『芸藩通志』には「本亀山 西入君村にあり、同じ頃(文禄中)、岸本兵庫所守、」とある。
現地の案内板によれば、岸本兵庫は隣接する福山城主高尾(甲尾)越中、能山城主尾崎九兵衛とともに三吉家臣で北方への備えとして配置されたようである。
本亀城は神野瀬川に隣接した比高120mほどの山に築かれており、谷を挟んで南西の福山城と隣接する。
本亀城は堀切などで区画されていなが、北西から南東に伸びた尾根に大きく3つの曲輪で構成されている。
北端が主郭となり、南東から北東側に小さく段曲輪が続き、土塁がスロープとなって段を繋いでいる。
主郭の南東下に曲輪iiがある。南端に犬走りの通路があり、その北側に小さく段々となった曲輪が続き、こちらも北端側で行き来できる構造になっている。
東端部にあるのが曲輪iiiで南北三段の曲輪で最高所は西側に土塁を設けており、この曲輪も西端部分で行き来できる構造である。
大手は現在も山道として残っているつづら折れの道と思われ、それが虎口aに到達する。この虎口aから入ると空間ivがあり、曲輪iiとiiiの間に挟まれている。現状ではここからc、dと犬走りを登ることで主郭に達することができる。
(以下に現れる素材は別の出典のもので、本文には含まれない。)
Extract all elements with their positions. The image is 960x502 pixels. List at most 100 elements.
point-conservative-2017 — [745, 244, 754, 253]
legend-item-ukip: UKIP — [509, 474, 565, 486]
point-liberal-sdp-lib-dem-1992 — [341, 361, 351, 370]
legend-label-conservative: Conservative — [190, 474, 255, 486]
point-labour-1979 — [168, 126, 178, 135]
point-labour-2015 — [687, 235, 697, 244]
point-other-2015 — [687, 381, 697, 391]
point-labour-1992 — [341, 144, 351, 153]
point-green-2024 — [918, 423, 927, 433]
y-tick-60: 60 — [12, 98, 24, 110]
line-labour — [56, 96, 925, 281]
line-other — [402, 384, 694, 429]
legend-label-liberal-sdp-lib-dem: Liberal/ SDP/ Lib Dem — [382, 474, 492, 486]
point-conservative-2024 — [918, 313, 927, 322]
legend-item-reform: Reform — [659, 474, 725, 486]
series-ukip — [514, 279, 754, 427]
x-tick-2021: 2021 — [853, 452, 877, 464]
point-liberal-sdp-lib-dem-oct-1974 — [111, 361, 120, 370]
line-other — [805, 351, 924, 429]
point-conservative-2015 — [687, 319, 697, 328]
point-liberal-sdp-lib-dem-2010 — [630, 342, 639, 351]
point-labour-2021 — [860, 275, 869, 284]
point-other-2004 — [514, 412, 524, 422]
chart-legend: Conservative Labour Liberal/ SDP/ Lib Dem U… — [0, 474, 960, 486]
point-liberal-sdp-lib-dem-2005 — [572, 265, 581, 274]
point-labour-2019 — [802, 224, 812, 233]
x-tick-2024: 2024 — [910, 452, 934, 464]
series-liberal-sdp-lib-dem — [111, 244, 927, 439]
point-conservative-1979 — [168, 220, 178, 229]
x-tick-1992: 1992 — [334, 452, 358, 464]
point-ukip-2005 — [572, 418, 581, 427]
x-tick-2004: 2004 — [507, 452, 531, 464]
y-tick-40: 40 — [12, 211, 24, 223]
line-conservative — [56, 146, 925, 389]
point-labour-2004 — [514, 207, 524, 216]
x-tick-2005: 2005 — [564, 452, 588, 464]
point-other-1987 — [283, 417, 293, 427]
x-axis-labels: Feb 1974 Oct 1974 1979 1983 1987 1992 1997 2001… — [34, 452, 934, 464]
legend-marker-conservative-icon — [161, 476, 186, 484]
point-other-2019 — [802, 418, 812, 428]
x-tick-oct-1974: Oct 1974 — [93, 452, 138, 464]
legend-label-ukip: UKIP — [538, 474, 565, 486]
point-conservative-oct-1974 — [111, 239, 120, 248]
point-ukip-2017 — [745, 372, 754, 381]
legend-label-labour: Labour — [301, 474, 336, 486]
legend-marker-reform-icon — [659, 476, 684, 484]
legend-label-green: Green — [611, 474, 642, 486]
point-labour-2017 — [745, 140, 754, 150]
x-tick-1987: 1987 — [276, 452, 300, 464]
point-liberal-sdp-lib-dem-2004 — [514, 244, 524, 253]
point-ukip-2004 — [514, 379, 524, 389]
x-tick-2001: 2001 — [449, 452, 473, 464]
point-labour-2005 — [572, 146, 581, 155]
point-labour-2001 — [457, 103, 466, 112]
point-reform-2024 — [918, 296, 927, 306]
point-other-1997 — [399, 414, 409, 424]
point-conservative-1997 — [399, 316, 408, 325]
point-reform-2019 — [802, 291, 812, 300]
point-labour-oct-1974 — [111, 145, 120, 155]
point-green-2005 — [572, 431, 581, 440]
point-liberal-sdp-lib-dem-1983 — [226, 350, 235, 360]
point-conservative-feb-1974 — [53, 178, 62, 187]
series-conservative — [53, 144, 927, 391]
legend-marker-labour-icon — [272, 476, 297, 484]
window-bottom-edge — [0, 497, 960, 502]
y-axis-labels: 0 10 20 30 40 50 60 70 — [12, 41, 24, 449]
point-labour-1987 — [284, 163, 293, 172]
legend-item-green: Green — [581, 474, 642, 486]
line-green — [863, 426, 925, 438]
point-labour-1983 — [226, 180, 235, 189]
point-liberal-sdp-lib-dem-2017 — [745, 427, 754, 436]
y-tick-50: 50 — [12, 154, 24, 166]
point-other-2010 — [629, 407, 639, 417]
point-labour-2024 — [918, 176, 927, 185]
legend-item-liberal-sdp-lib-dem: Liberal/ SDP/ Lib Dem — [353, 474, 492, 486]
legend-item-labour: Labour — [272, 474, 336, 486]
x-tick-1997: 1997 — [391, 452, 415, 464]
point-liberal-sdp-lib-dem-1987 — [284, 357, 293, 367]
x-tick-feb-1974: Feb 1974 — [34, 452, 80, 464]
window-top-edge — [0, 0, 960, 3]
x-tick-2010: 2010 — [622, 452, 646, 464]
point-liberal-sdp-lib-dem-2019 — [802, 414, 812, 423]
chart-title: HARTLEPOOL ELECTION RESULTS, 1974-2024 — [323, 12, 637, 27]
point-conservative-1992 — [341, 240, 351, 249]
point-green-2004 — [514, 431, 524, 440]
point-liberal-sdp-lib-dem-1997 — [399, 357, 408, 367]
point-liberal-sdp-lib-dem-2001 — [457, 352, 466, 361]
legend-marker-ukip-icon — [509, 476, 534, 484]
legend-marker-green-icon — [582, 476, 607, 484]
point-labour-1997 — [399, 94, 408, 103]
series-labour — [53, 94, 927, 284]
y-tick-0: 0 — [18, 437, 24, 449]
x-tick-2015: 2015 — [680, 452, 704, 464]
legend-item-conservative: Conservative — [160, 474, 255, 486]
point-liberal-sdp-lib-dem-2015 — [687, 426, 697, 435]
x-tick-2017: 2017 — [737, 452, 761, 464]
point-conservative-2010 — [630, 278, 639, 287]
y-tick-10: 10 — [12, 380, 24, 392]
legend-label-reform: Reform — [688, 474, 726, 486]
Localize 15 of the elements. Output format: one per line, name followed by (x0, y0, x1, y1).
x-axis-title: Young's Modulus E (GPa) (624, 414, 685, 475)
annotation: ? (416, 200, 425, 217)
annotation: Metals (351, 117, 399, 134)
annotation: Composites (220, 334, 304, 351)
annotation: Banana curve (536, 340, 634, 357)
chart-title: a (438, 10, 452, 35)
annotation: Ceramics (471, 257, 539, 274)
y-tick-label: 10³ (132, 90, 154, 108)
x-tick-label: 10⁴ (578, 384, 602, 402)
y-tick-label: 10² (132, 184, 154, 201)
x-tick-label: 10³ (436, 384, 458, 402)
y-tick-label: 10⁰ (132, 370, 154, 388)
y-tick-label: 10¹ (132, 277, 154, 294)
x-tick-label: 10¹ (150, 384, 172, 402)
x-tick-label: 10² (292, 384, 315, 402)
空間ivの上には左折れで入る虎口状地形bがある。これは曲輪iiとiiiが空間ivを経ず行き来できるための土橋的な構造であろうか。
主郭の北背後は多重堀切4で遮断しており、これは大きな二条の堀切の間に小さな堀切状地形、東尾根を遮断するような堀切もあって複雑な地形となっている。 主郭の西下には堀切3、畝状竪堀群2、東下には堀切5と谷間に集約するような畝状竪堀群6が存在する。
曲輪iiの南側面には畝状竪堀群1があり、ii.3の下はv字の堀切を多重に連ねたような構造となっている。
住宅の脇から谷間へ続く林道がある。この道を進むと途中谷下に分かれる道があるので、それを下ってすぐのところから山に続く道が付いている。
林道に入ってすぐのところに墓地があり、そのあたりに車を駐めることも可能であるが、どこかに駐めて歩いてくるのがよいだろう。